A carbine is a short-barrelled rifle that has a longer accurate range than a sidearm or shotgun.
"It appears that the RCMP is making up for some of the lost time on the initial rollout of the carbine program," said Christian Leuprecht, a professor at the Royal Military College and Queen's University in Kingston, Ont., who specializes in police and security issues.
Issuing RCMP officers carbines was a key recommendation of an expert report in 2010, following the 2005 tragedy in Mayerthorpe, Alta., when four officers were killed.
A review of the 2014 Moncton shooting, where three Mounties were killed and two injured, renewed the urgency of rolling out more carbines to front-line officers.
The officers who died, and two others who were wounded, did not have carbines. Instead, they had 9-mm handguns.
As of this month the RCMP has 6,650 carbines distributed to the roughly 8,500 front-line members in detachments across the country.
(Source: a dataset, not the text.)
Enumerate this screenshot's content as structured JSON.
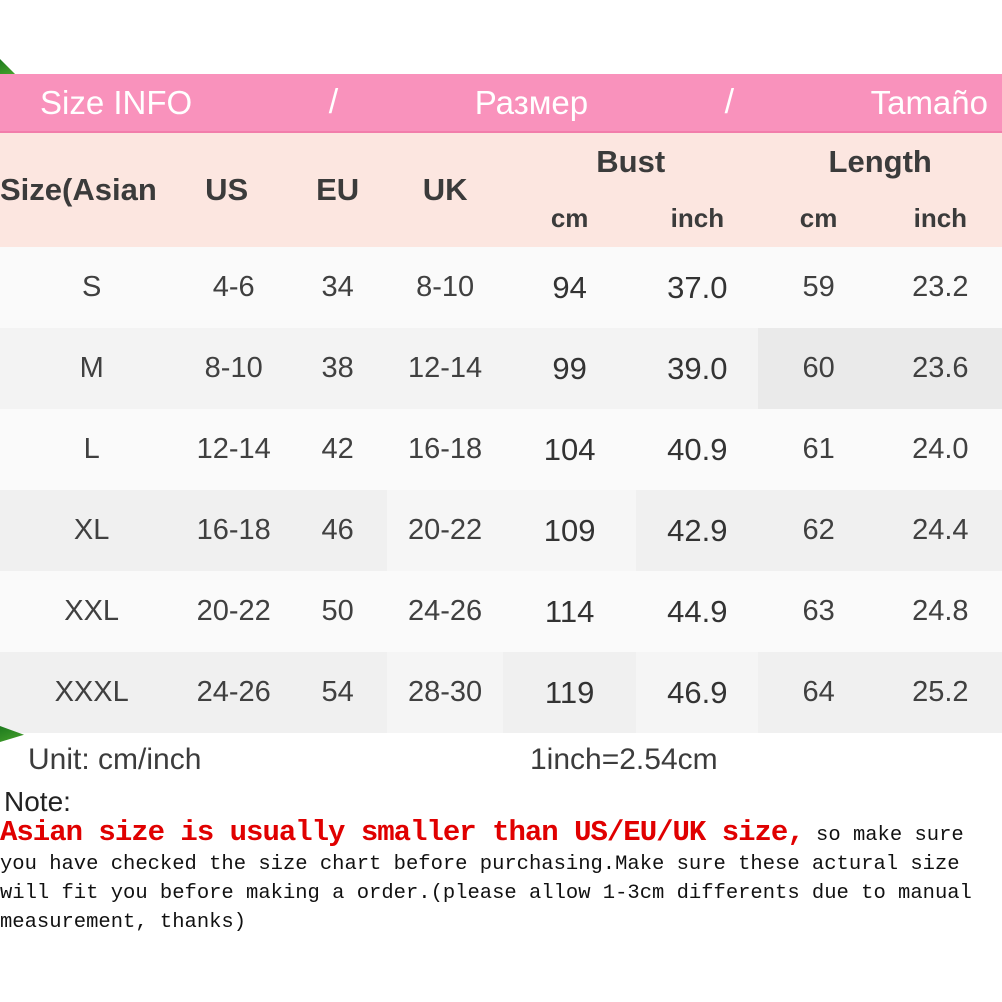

That's a major jump from the 1,500 carbines in service at the time of the Moncton shooting, according to national RCMP spokesperson Robin Percival.
At the time of the Nova Scotia mass shooting in April 2020 where 22 people were killed by a gunman, including a Mountie who was not carbine-trained, Percival said the RCMP had about 8,700 front-line members and more than 5,700 carbines distributed across the country.
In December 2020, about eight months after the Nova Scotia massacre, the RCMP updated their national standards to make sure as many front-line officers as possible are qualified to use a carbine.
As part of these standards, the Mounties set a benchmark that as of March 31, 2022, at least 65 per cent of operational front-line members at each detachment would be carbine-trained.
The RCMP have declined to say what their progress is on this goal.
In an email Thursday, Percival said they cannot break down the response capabilities of RCMP divisions, districts or detachments for security reasons.
"These capabilities cannot be made public as they provide information on what type of response/tactics RCMP officers have available to them — potentially putting both the public and police at risk," Percival said.
As of April 1, 2022, at least 72 per cent of RCMP members in Nova Scotia where the Mounties handle front-line policing were carbine-trained, but it's unclear where in the province these officers are stationed.